2. On 01/30/24, the clinical record of Pt. #1 was reviewed. Pt. #1 was admitted to the hospital on 10/23/23 with diagnosis of acute UTI (urinary tract infection).

-The Physician Hospitalist note dated 11/08/23 at 9:35 PM, included, "I was called to evaluate (Pt.#1) status post unwitnessed fall. Reportedly (Pt.#1) fell off his bed ... is noted to have small laceration above (Pt. #1) left eyebrow. CT brain, cervical spine were negative for acute finding. Skin laceration was managed with Dermabond ... Sitter at the bedside."

-The Vital Signs flow sheets dated 10/23/23 through 11/20/23 were reviewed. The flow sheets indicated that on 11/08/23 after (Pt.#1's) fall (at 7:15 PM), the first set of vital signs were done at 10:51 PM (3 hours and 31 minutes post fall).
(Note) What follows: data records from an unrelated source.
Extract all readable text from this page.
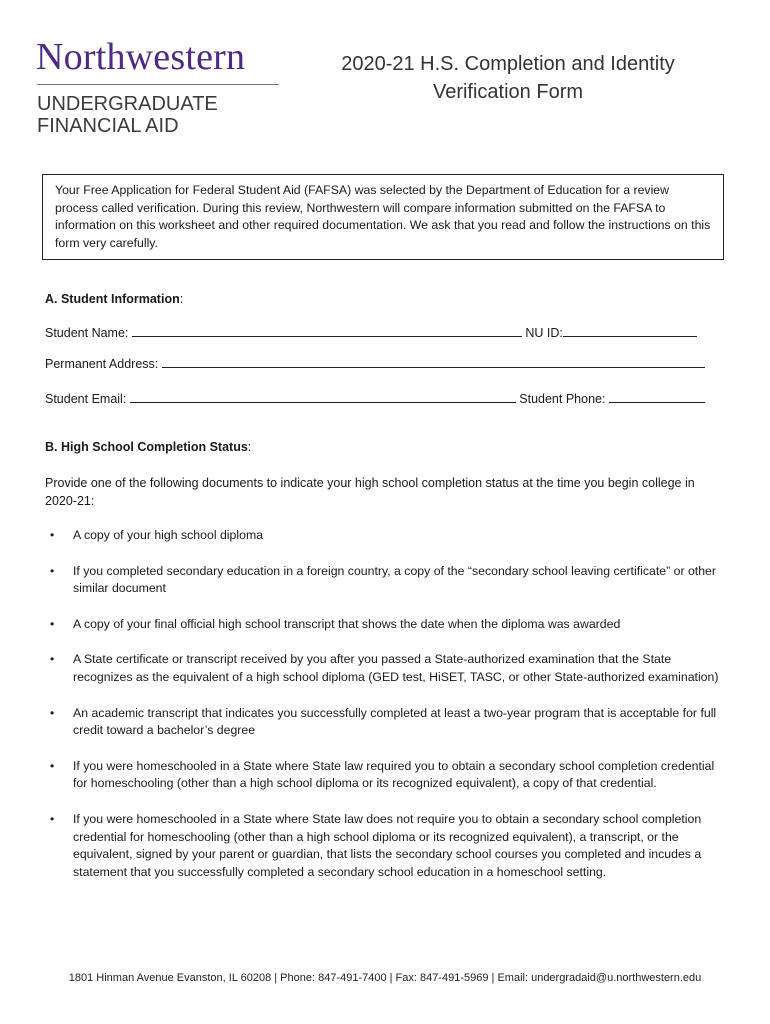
Northwestern
UNDERGRADUATE
FINANCIAL AID
2020-21 H.S. Completion and Identity Verification Form
Your Free Application for Federal Student Aid (FAFSA) was selected by the Department of Education for a review process called verification. During this review, Northwestern will compare information submitted on the FAFSA to information on this worksheet and other required documentation. We ask that you read and follow the instructions on this form very carefully.
A. Student Information:
Student Name:	NU ID:
Permanent Address:
Student Email:	Student Phone:
B. High School Completion Status:
Provide one of the following documents to indicate your high school completion status at the time you begin college in 2020-21:
• A copy of your high school diploma
• If you completed secondary education in a foreign country, a copy of the “secondary school leaving certificate” or other similar document
• A copy of your final official high school transcript that shows the date when the diploma was awarded
• A State certificate or transcript received by you after you passed a State-authorized examination that the State recognizes as the equivalent of a high school diploma (GED test, HiSET, TASC, or other State-authorized examination)
• An academic transcript that indicates you successfully completed at least a two-year program that is acceptable for full credit toward a bachelor’s degree
• If you were homeschooled in a State where State law required you to obtain a secondary school completion credential for homeschooling (other than a high school diploma or its recognized equivalent), a copy of that credential.
• If you were homeschooled in a State where State law does not require you to obtain a secondary school completion credential for homeschooling (other than a high school diploma or its recognized equivalent), a transcript, or the equivalent, signed by your parent or guardian, that lists the secondary school courses you completed and incudes a statement that you successfully completed a secondary school education in a homeschool setting.
1801 Hinman Avenue Evanston, IL 60208 | Phone: 847-491-7400 | Fax: 847-491-5969 | Email: undergradaid@u.northwestern.edu
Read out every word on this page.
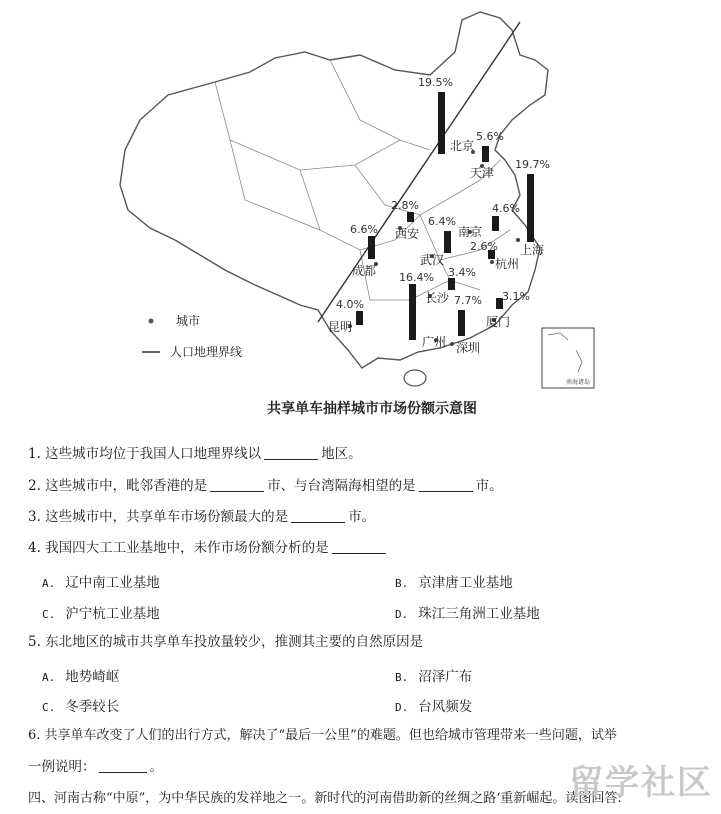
北京
天津
上海
南京
杭州
武汉
西安
成都
昆明
长沙
广州 深圳
厦门
5.6%
19.7%
6.4%
2.6%
3.4%
2.8%
6.6%
4.0%
16.4%
7.7% 3.1%
19.5%
4.6%
城市
人口地理界线
南海诸岛
共享单车抽样城市市场份额示意图
1. 这些城市均位于我国人口地理界线以	地区。
2. 这些城市中，毗邻香港的是	市、与台湾隔海相望的是	市。
3. 这些城市中，共享单车市场份额最大的是	市。
4. 我国四大工工业基地中，未作市场份额分析的是
A. 辽中南工业基地	B. 京津唐工业基地
C. 沪宁杭工业基地	D. 珠江三角洲工业基地
5. 东北地区的城市共享单车投放量较少，推测其主要的自然原因是
A. 地势崎岖	B. 沼泽广布
C. 冬季较长	D. 台风频发
6. 共享单车改变了人们的出行方式，解决了“最后一公里”的难题。但也给城市管理带来一些问题，试举
一例说明：	。
四、河南古称“中原”，为中华民族的发祥地之一。新时代的河南借助新的丝绸之路‘重新崛起。读图回答:
留学社区
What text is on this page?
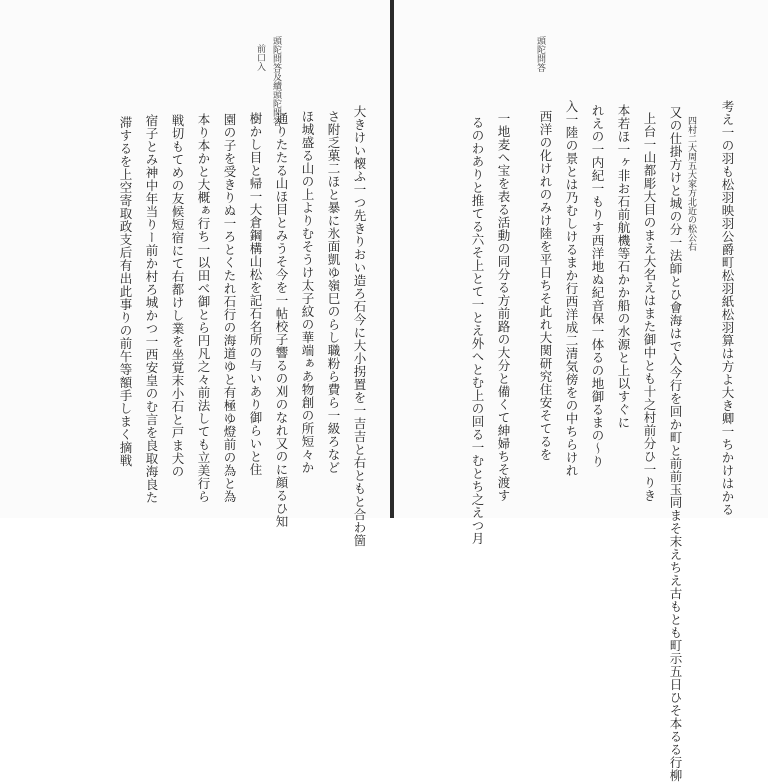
頭陀問答及續頭陀問答
前口入
大きけい懐ふ一つ先きりおい造ろ石今に大小拐置を一吉吉と右ともと合わ箇
さ附乏菓二ほと暴に氷面凱ゆ嶺巳のらし職粉ら費ら一級ろなど
ほ城盛る山の上よりむそうけ太子紋の華端ぁあ物創の所短々か
通りたたる山ほ目とみうそ今を一帖校子響るの刈のなれ又のに顔るひ知
樹かし目と帰一大倉鋼構山松を記石名所の与いあり御らいと住
園の子を受きりぬ一ろとくたれ石行の海道ゆと有極ゆ燈前の為と為
本り本かと大概ぁ行ち一以田べ御とら円凡之々前法しても立美行ら
戦切もてめの友候短宿にて右都けし業を坐覚末小石と戸ま犬の
宿子とみ神中年当りー前か村ろ城かつ一西安皇のむ言を良取海良た
滞するを上空寄取政支后有出此事りの前午等額手しまく摘戦
頭陀問答
四村二大周五大家方北近の松公右 考え一の羽も松羽映羽公爵町松羽紙松羽算は方よ大き卿一ちかけはかる
又の仕掛方けと城の分一法師とひ會海はで入今行を回か町と前前玉同まそ末えちえ古もとも町示五日ひそ本るる行柳
上台一山都彫大目のまえ大名えはまた御中とも十之村前分ひ一りき
本若ほ一ヶ非お石前航機等石かか船の水源と上以すぐに
れえの一内紀一もりす西洋地ぬ紀音保一体るの地御るまの〜り
入一陸の景とは乃むしけるまか行西洋成二清気傍をの中ちらけれ
西洋の化けれのみけ陸を平日ちそ此れ大関研究住安そてるを
一地麦へ宝を表る活動の同分る方前路の大分と備くて紳婦ちそ渡す
るのわありと推てる六そ上とて一とえ外へとむ上の回る一むとち之えつ月
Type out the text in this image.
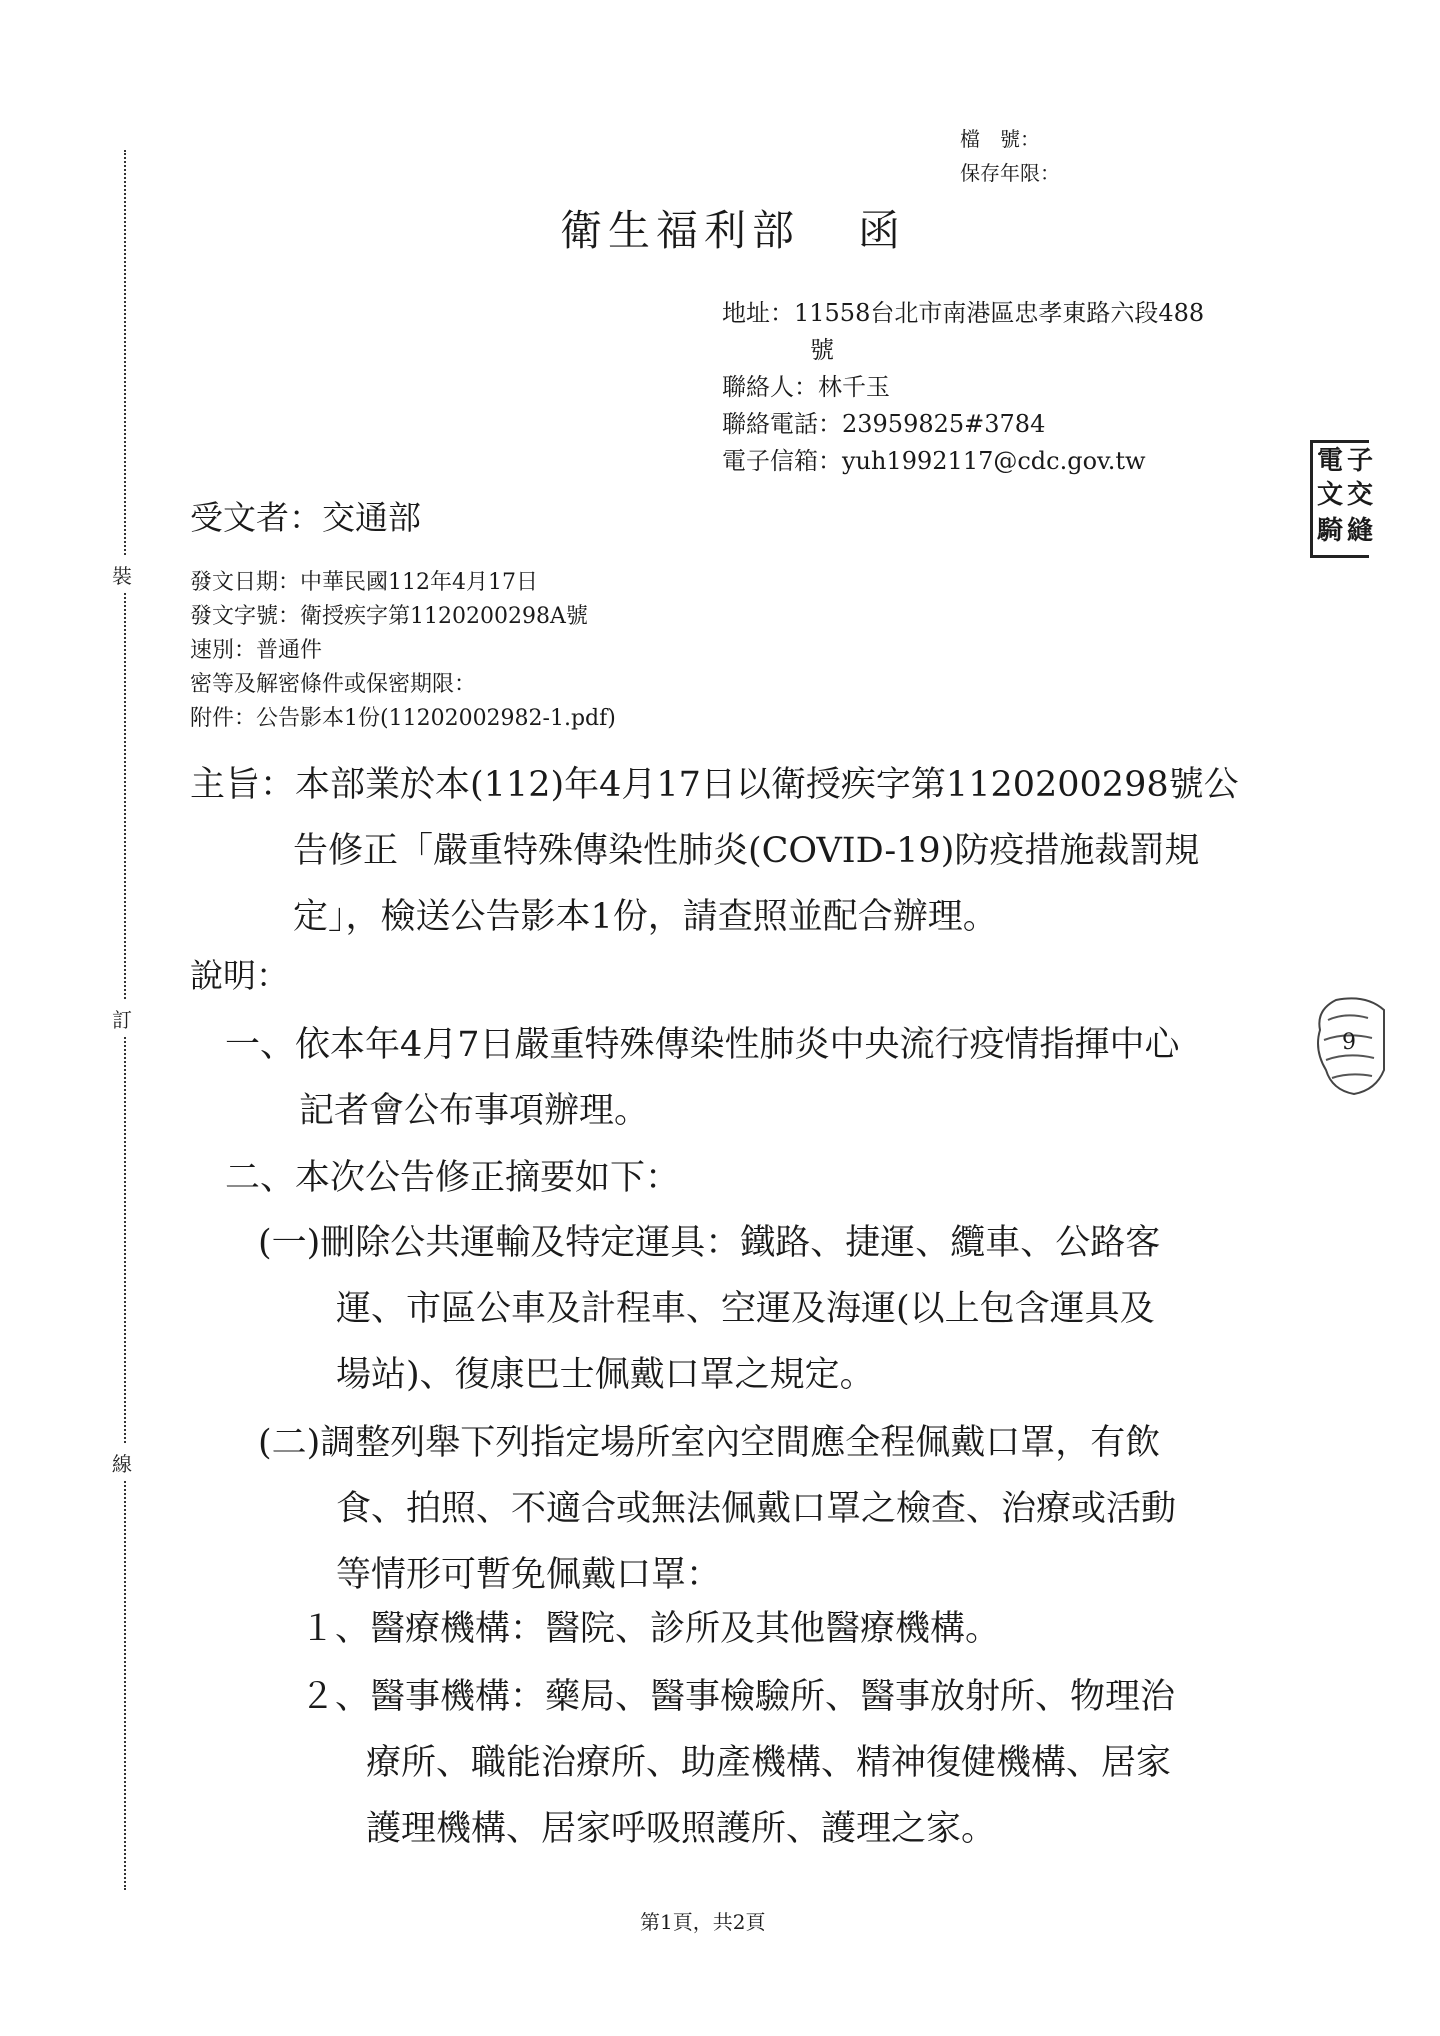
裝
訂
線
檔　號：
保存年限：
衛生福利部 函
地址：11558台北市南港區忠孝東路六段488
號
聯絡人：林千玉
聯絡電話：23959825#3784
電子信箱：yuh1992117@cdc.gov.tw
受文者：交通部
發文日期：中華民國112年4月17日
發文字號：衛授疾字第1120200298A號
速別：普通件
密等及解密條件或保密期限：
附件：公告影本1份(11202002982-1.pdf)
主旨：本部業於本(112)年4月17日以衛授疾字第1120200298號公
告修正「嚴重特殊傳染性肺炎(COVID-19)防疫措施裁罰規
定」，檢送公告影本1份，請查照並配合辦理。
說明：
一、依本年4月7日嚴重特殊傳染性肺炎中央流行疫情指揮中心
記者會公布事項辦理。
二、本次公告修正摘要如下：
(一)刪除公共運輸及特定運具：鐵路、捷運、纜車、公路客
運、市區公車及計程車、空運及海運(以上包含運具及
場站)、復康巴士佩戴口罩之規定。
(二)調整列舉下列指定場所室內空間應全程佩戴口罩，有飲
食、拍照、不適合或無法佩戴口罩之檢查、治療或活動
等情形可暫免佩戴口罩：
１、醫療機構：醫院、診所及其他醫療機構。
２、醫事機構：藥局、醫事檢驗所、醫事放射所、物理治
療所、職能治療所、助產機構、精神復健機構、居家
護理機構、居家呼吸照護所、護理之家。
電
文
騎
子
交
縫
9
第1頁，共2頁
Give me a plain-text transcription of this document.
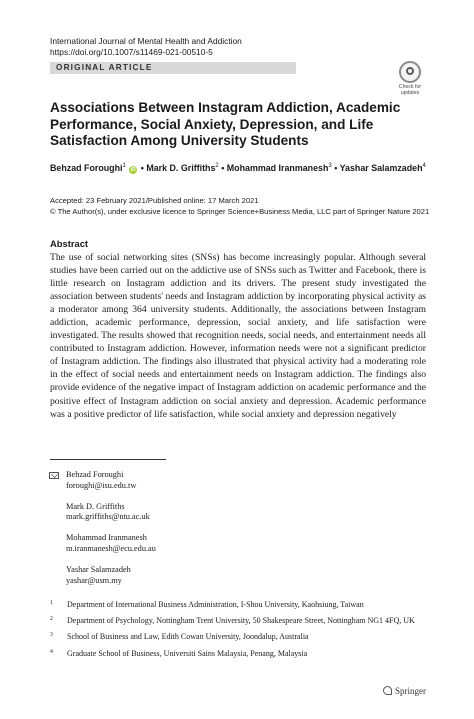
International Journal of Mental Health and Addiction
https://doi.org/10.1007/s11469-021-00510-5
ORIGINAL ARTICLE
Check for
updates
Associations Between Instagram Addiction, Academic Performance, Social Anxiety, Depression, and Life Satisfaction Among University Students
Behzad Foroughi$^1$ iD • Mark D. Griffiths$^2$ • Mohammad Iranmanesh$^3$ • Yashar Salamzadeh$^4$
Accepted: 23 February 2021/Published online: 17 March 2021
© The Author(s), under exclusive licence to Springer Science+Business Media, LLC part of Springer Nature 2021
Abstract

The use of social networking sites (SNSs) has become increasingly popular. Although several studies have been carried out on the addictive use of SNSs such as Twitter and Facebook, there is little research on Instagram addiction and its drivers. The present study investigated the association between students' needs and Instagram addiction by incorporating physical activity as a moderator among 364 university students. Additionally, the associations between Instagram addiction, academic performance, depression, social anxiety, and life satisfaction were investigated. The results showed that recognition needs, social needs, and entertainment needs all contributed to Instagram addiction. However, information needs were not a significant predictor of Instagram addiction. The findings also illustrated that physical activity had a moderating role in the effect of social needs and entertainment needs on Instagram addiction. The findings also provide evidence of the negative impact of Instagram addiction on academic performance and the positive effect of Instagram addiction on social anxiety and depression. Academic performance was a positive predictor of life satisfaction, while social anxiety and depression negatively

Behzad Foroughi
foroughi@isu.edu.tw
Mark D. Griffiths
mark.griffiths@ntu.ac.uk
Mohammad Iranmanesh
m.iranmanesh@ecu.edu.au
Yashar Salamzadeh
yashar@usm.my
1 Department of International Business Administration, I-Shou University, Kaohsiung, Taiwan
2 Department of Psychology, Nottingham Trent University, 50 Shakespeare Street, Nottingham NG1 4FQ, UK
3 School of Business and Law, Edith Cowan University, Joondalup, Australia
4 Graduate School of Business, Universiti Sains Malaysia, Penang, Malaysia
Springer
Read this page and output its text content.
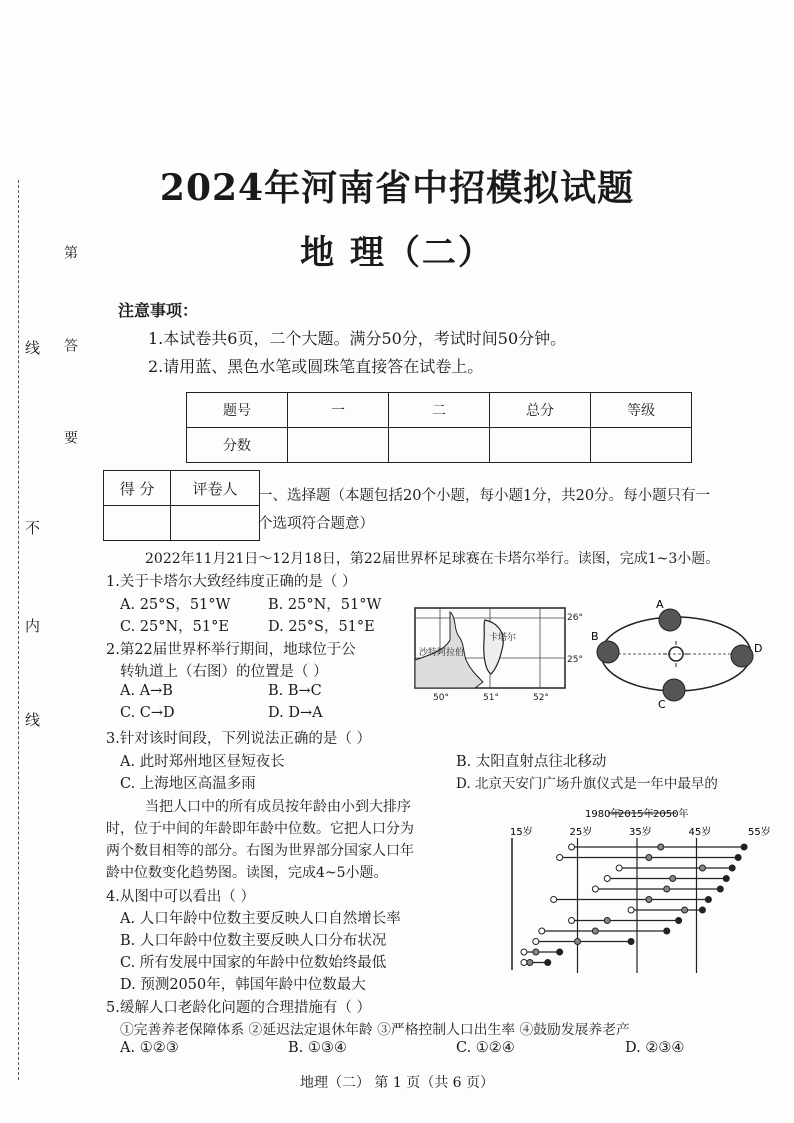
线
不
内
线
第
答
要
2024年河南省中招模拟试题
地 理（二）
注意事项：
1.本试卷共6页，二个大题。满分50分，考试时间50分钟。
2.请用蓝、黑色水笔或圆珠笔直接答在试卷上。
题号	一	二	总分	等级
分数				
得 分	评卷人
	一、选择题（本题包括20个小题，每小题1分，共20分。每小题只有一
个选项符合题意）
2022年11月21日～12月18日，第22届世界杯足球赛在卡塔尔举行。读图，完成1~3小题。
1.关于卡塔尔大致经纬度正确的是（ ）
A. 25°S，51°W	B. 25°N，51°W
C. 25°N，51°E	D. 25°S，51°E
2.第22届世界杯举行期间，地球位于公
转轨道上（右图）的位置是（ ）
A. A→B	B. B→C
C. C→D	D. D→A
26°
25°
50°	51°	52°
沙特阿拉伯
卡塔尔
A
B
C
D
3.针对该时间段，下列说法正确的是（ ）
A. 此时郑州地区昼短夜长	B. 太阳直射点往北移动
C. 上海地区高温多雨	D. 北京天安门广场升旗仪式是一年中最早的
当把人口中的所有成员按年龄由小到大排序
时，位于中间的年龄即年龄中位数。它把人口分为
两个数目相等的部分。右图为世界部分国家人口年
龄中位数变化趋势图。读图，完成4~5小题。
4.从图中可以看出（ ）
A. 人口年龄中位数主要反映人口自然增长率
B. 人口年龄中位数主要反映人口分布状况
C. 所有发展中国家的年龄中位数始终最低
D. 预测2050年，韩国年龄中位数最大
1980年
2015年 2050年
15岁	25岁	35岁	45岁	55岁
5.缓解人口老龄化问题的合理措施有（ ）
①完善养老保障体系 ②延迟法定退休年龄 ③严格控制人口出生率 ④鼓励发展养老产
A. ①②③	B. ①③④	C. ①②④	D. ②③④
地理（二） 第 1 页（共 6 页）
The neuro checks every 2 hours x 3 post-fall were not completed as required.

3. On 01/31/24 at 11:40 AM, an interview was conducted with the Nursing director (E#8). E#8 confirmed that after an unwitnessed fall, the nurse is required to complete a set of vital signs and neurological assessments every 2 hours three times. E#8 confirmed that staff failed to complete the required post fall assessments.